HUGO VICKERS Biographer & Historian
Gladys, Duchess of Marlborough

This is the story of Gladys Deacon (1881-1977) who became the second wife of the 9th Duke of Marlborough, following his divorce from Consuelo Vanderbilt. Hugo Vickers begins with life at Blenheim, in that great house by Vanburgh, which was Gladys's home from 1921 to 1933. He then shows a large Georgian building in Northamptonshire, where she spent her last 15 years, revealing that this is not a stately home but a psychiatric hospital.

This was but one of the contrasts in a long and extraordinary life. Gladys was a beautiful American girl, born in Paris in 1881. Her childhood was complicated by the incident in 1892 when her father shot dead her mother's lover in a hotel in Cannes. She was kidnapped from her convent, sent to America for some years with her father, then returned to Paris, where she dazzled the great men of her day with her beauty - Anatole France, Marcel Proust, Robert de Montesquiou, Bernard Berenson and many more. Both the Duke and Duchess of Marlborough became fascinated by her, and the Crown Prince of Prussia presented her with a ring.

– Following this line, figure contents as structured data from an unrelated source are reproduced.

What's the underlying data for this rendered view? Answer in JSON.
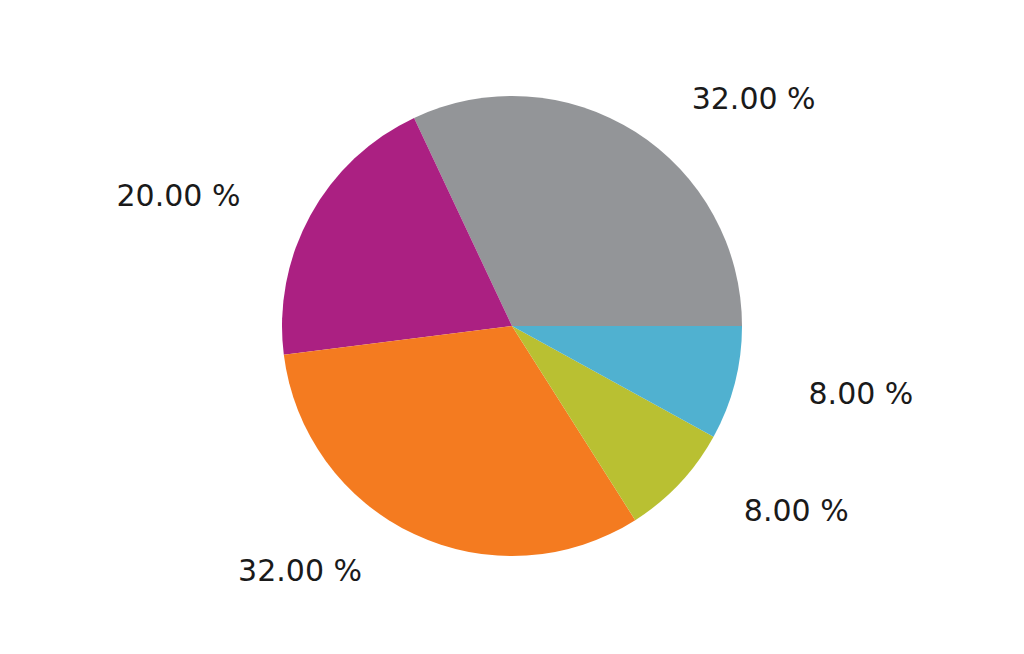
{
  "chart_data": {
    "type": "pie",
    "values": [
      32,
      20,
      32,
      8,
      8
    ],
    "value_labels": [
      "32.00 %",
      "20.00 %",
      "32.00 %",
      "8.00 %",
      "8.00 %"
    ],
    "colors": [
      "#939598",
      "#ab2082",
      "#f47b20",
      "#b9c032",
      "#50b1d0"
    ],
    "data_labels": true
  }
}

But Gladys performed a terrible operation on her face, injecting paraffin wax into the bridge of her nose to create the perfect profile. The wax slipped and her beauty was permanently damaged.

Her marriage to the Duke of Marlborough was unhappy and traumatic. Eventually he evicted her and she went to live a village near Banbury as a total recluse.

And there is considerably more to the story ...

Hugo Vickers made his way to the psychiatric hospital to meet her in 1975, when she was already 94. He talked to her for two years, while writing her life.